23 APRILE 2017
Otto giorni dopo la Pasqua, anche noi con Tommaso diciamo con fede: «Mio Signore e mio Dio!». In questo tempo pasquale ravviviamo la nostra fede nel Risorto, la nostra speranza nel futuro e la nostra carità nel presente della vita di ogni giorno.
«ABBIAMO VISTO IL SIGNORE!»
«CIÒ che è sorprendente della fede è che si possa credere», così il teologo G. Crespy. Se non ci si abbandona alle sorprese di Dio, ma si rimane ancorati alla logica umana, tutto sembra impossibile e per tutto si ricerca un segno percepibile con i sensi fisici. È un po’ questo che è accaduto a Tommaso: dove era mentre i discepoli ricevono la visita del Signore risorto? Non ci è dato di saperlo, sappiamo solo che era nel posto sbagliato nel momento sbagliato.

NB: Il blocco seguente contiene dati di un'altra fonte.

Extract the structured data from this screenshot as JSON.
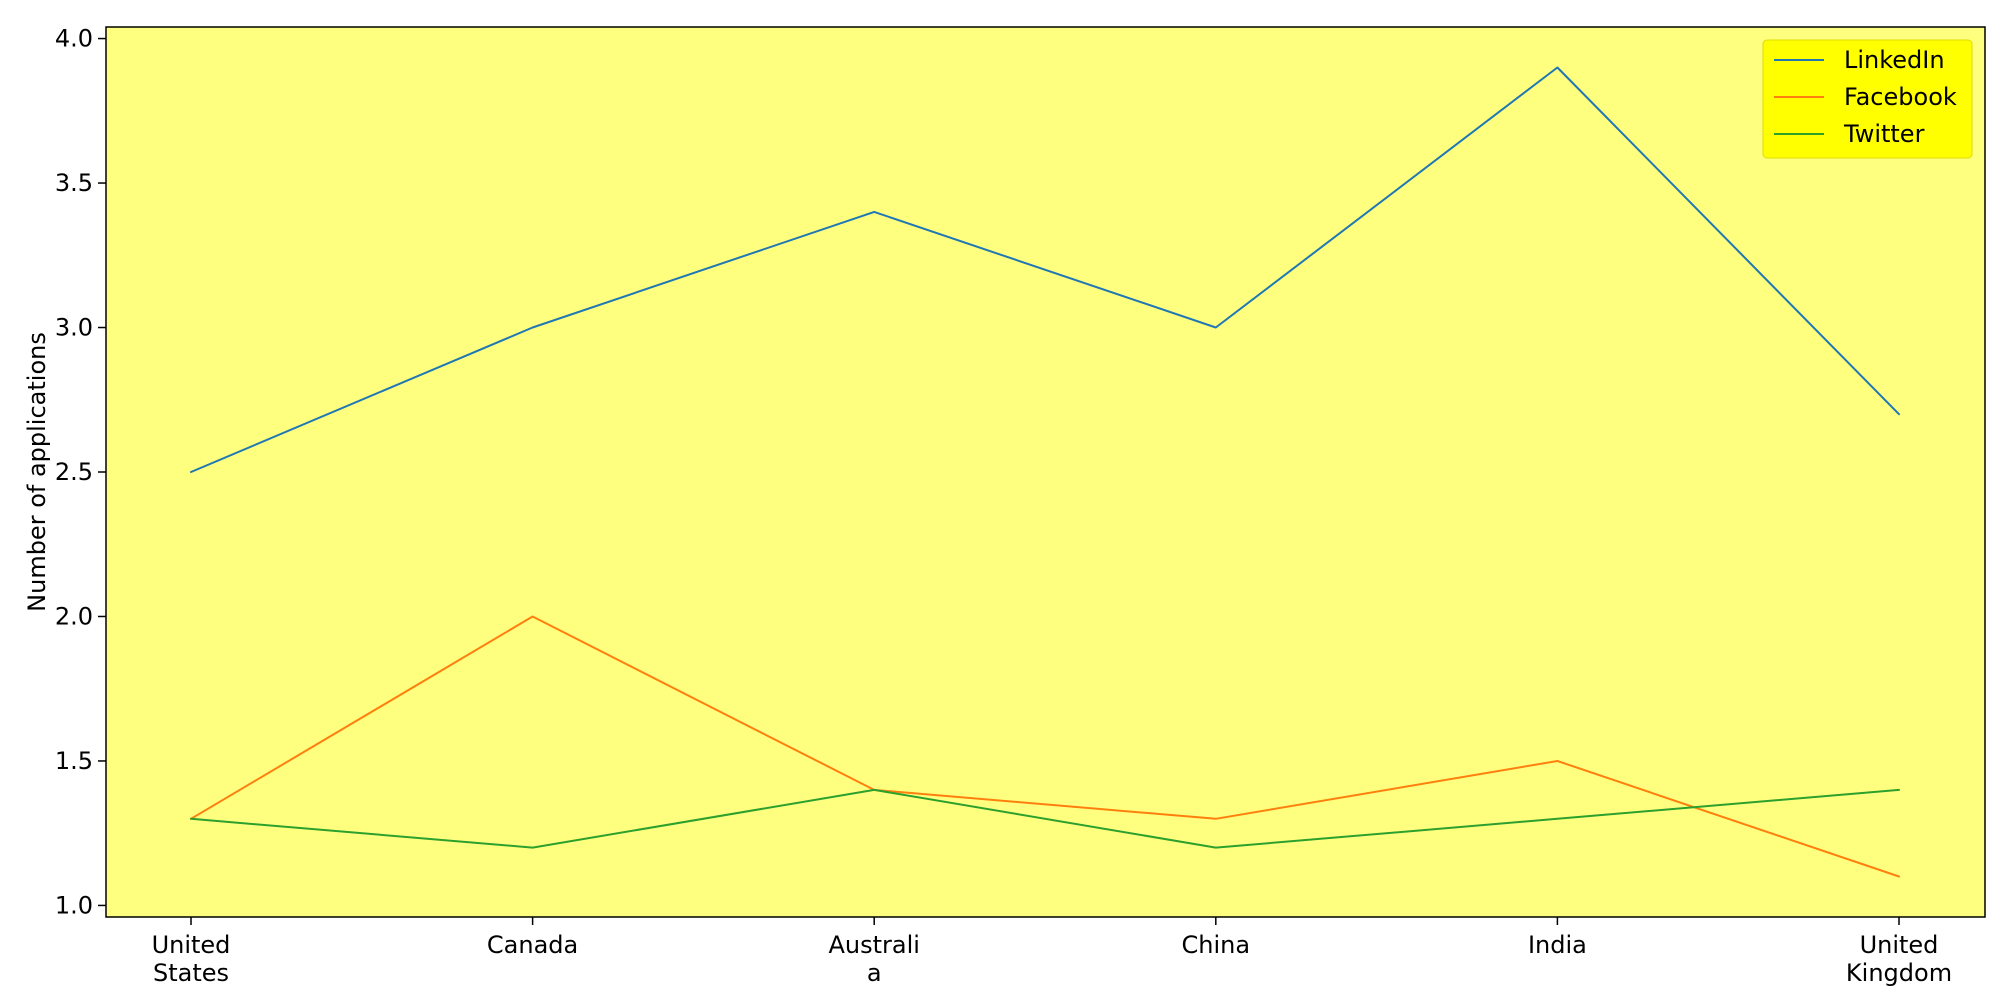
{
  "chart_data": {
    "type": "line",
    "categories": [
      [
        "United",
        "States"
      ],
      [
        "Canada"
      ],
      [
        "Australi",
        "a"
      ],
      [
        "China"
      ],
      [
        "India"
      ],
      [
        "United",
        "Kingdom"
      ]
    ],
    "series": [
      {
        "name": "LinkedIn",
        "color": "#1f77b4",
        "values": [
          2.5,
          3.0,
          3.4,
          3.0,
          3.9,
          2.7
        ]
      },
      {
        "name": "Facebook",
        "color": "#ff7f0e",
        "values": [
          1.3,
          2.0,
          1.4,
          1.3,
          1.5,
          1.1
        ]
      },
      {
        "name": "Twitter",
        "color": "#2ca02c",
        "values": [
          1.3,
          1.2,
          1.4,
          1.2,
          1.3,
          1.4
        ]
      }
    ],
    "xlabel": "",
    "ylabel": "Number of applications",
    "ylim": [
      0.96,
      4.04
    ],
    "yticks": [
      "1.0",
      "1.5",
      "2.0",
      "2.5",
      "3.0",
      "3.5",
      "4.0"
    ],
    "grid": false,
    "legend_position": "top-right",
    "plot_background": "#ffff7f",
    "legend_background": "#ffff00"
  }
}
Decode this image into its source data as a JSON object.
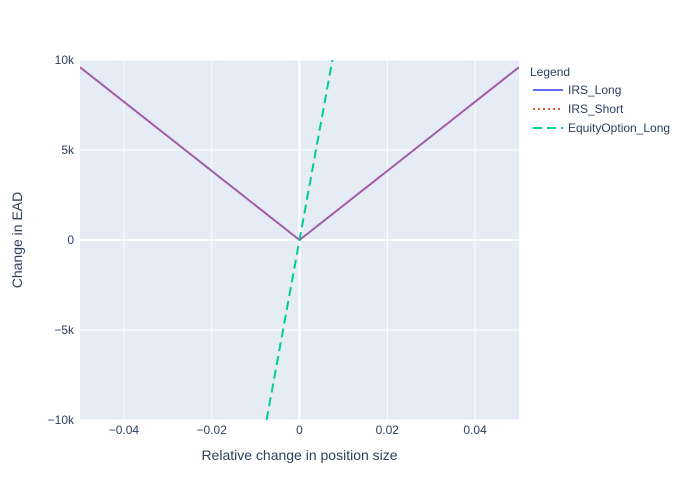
{
  "chart_data": {
    "type": "line",
    "title": "",
    "xlabel": "Relative change in position size",
    "ylabel": "Change in EAD",
    "xlim": [
      -0.05,
      0.05
    ],
    "ylim": [
      -10000,
      10000
    ],
    "x_ticks": [
      -0.04,
      -0.02,
      0,
      0.02,
      0.04
    ],
    "x_tick_labels": [
      "−0.04",
      "−0.02",
      "0",
      "0.02",
      "0.04"
    ],
    "y_ticks": [
      -10000,
      -5000,
      0,
      5000,
      10000
    ],
    "y_tick_labels": [
      "−10k",
      "−5k",
      "0",
      "5k",
      "10k"
    ],
    "grid": true,
    "plot_background": "#e5ecf6",
    "legend": {
      "title": "Legend",
      "placement": "right"
    },
    "series": [
      {
        "name": "IRS_Long",
        "color": "#636efa",
        "dash": "solid",
        "x": [
          -0.05,
          0,
          0.05
        ],
        "y": [
          9600,
          0,
          9600
        ]
      },
      {
        "name": "IRS_Short",
        "color": "#ef553b",
        "dash": "dot",
        "x": [
          -0.05,
          0,
          0.05
        ],
        "y": [
          9600,
          0,
          9600
        ]
      },
      {
        "name": "EquityOption_Long",
        "color": "#00cc96",
        "dash": "dash",
        "x": [
          -0.0075,
          0,
          0.0075
        ],
        "y": [
          -10000,
          0,
          10000
        ]
      }
    ],
    "overlap_color": "#a35ca8"
  }
}
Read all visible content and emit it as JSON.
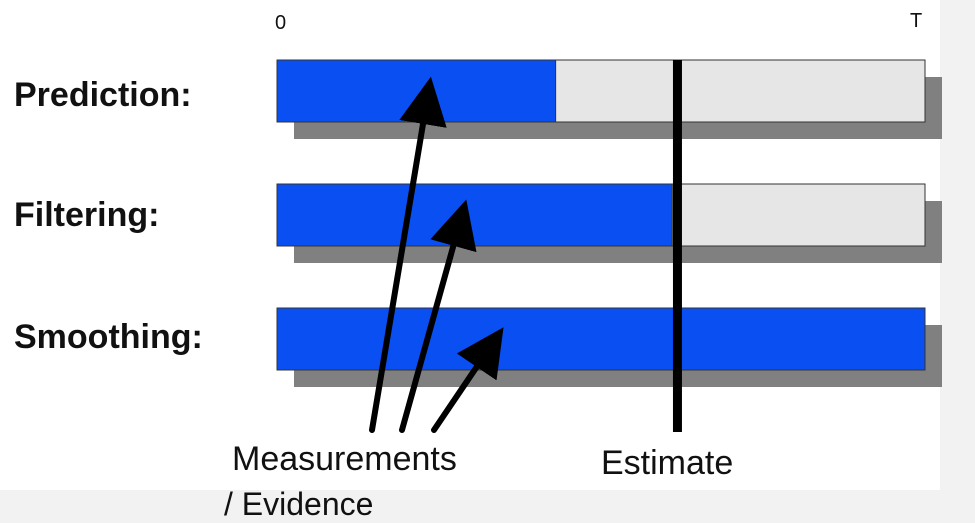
{
  "axis": {
    "start_label": "0",
    "end_label": "T"
  },
  "rows": [
    {
      "label": "Prediction:",
      "observed_fraction": 0.43
    },
    {
      "label": "Filtering:",
      "observed_fraction": 0.61
    },
    {
      "label": "Smoothing:",
      "observed_fraction": 1.0
    }
  ],
  "estimate": {
    "label": "Estimate",
    "position_fraction": 0.618
  },
  "measurements": {
    "label": "Measurements",
    "label_suffix": "/ Evidence"
  },
  "colors": {
    "observed": "#0a4ff2",
    "unobserved": "#e6e6e6",
    "shadow": "#808080",
    "estimate_line": "#000000",
    "arrow": "#000000"
  }
}
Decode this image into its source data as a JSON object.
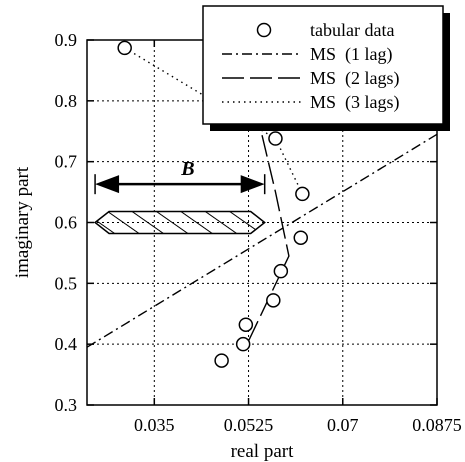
{
  "chart_data": {
    "type": "scatter",
    "title": "",
    "xlabel": "real part",
    "ylabel": "imaginary part",
    "xlim": [
      0.0225,
      0.0875
    ],
    "ylim": [
      0.3,
      0.9
    ],
    "xticks": [
      0.035,
      0.0525,
      0.07,
      0.0875
    ],
    "xtick_labels": [
      "0.035",
      "0.0525",
      "0.07",
      "0.0875"
    ],
    "yticks": [
      0.3,
      0.4,
      0.5,
      0.6,
      0.7,
      0.8,
      0.9
    ],
    "ytick_labels": [
      "0.3",
      "0.4",
      "0.5",
      "0.6",
      "0.7",
      "0.8",
      "0.9"
    ],
    "grid": true,
    "legend_position": "top-right",
    "series": [
      {
        "name": "tabular data",
        "style": "markers",
        "points": [
          [
            0.0295,
            0.887
          ],
          [
            0.0575,
            0.738
          ],
          [
            0.0625,
            0.647
          ],
          [
            0.0622,
            0.575
          ],
          [
            0.0585,
            0.52
          ],
          [
            0.0571,
            0.472
          ],
          [
            0.052,
            0.432
          ],
          [
            0.0515,
            0.4
          ],
          [
            0.0475,
            0.373
          ]
        ]
      },
      {
        "name": "MS  (1 lag)",
        "style": "dash-dot",
        "points": [
          [
            0.0225,
            0.395
          ],
          [
            0.0875,
            0.745
          ]
        ]
      },
      {
        "name": "MS  (2 lags)",
        "style": "long-dash",
        "points": [
          [
            0.0525,
            0.405
          ],
          [
            0.06,
            0.545
          ],
          [
            0.0575,
            0.65
          ],
          [
            0.0535,
            0.8
          ],
          [
            0.048,
            0.9
          ]
        ]
      },
      {
        "name": "MS  (3 lags)",
        "style": "dotted",
        "points": [
          [
            0.0295,
            0.887
          ],
          [
            0.0575,
            0.738
          ],
          [
            0.0625,
            0.647
          ]
        ]
      }
    ],
    "annotations": [
      {
        "label": "B",
        "x_range": [
          0.024,
          0.0555
        ],
        "y": 0.663
      }
    ],
    "hatched_band": {
      "x_range": [
        0.024,
        0.0555
      ],
      "y_center": 0.6
    }
  }
}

Solo quando Tommaso accetta di tornare nella comunità, radunata nel giorno del Signore, lì può anch’egli incontrare il Maestro risorto, lì può ricevere la possibilità di scorgere il segno atteso. Non altrove! (Vangelo). Allo stesso modo risuona per noi come monito l’atteggiamento dei primi cristiani: assidui nell’ascoltare l’insegnamento degli apostoli, nell’unione fraterna, nella frazione del pane, nella preghiera (I Lettura). Sono queste le condizioni essenziali perché il Risorto si riveli a noi, che siamo chiamati ad amarlo pur senza vederlo e, senza vederlo, a credere in lui (II Lettura). Così potremo, come Tommaso, aprirci a un’adorazione vera e a una speranza viva, quella di avere la vita nel suo nome.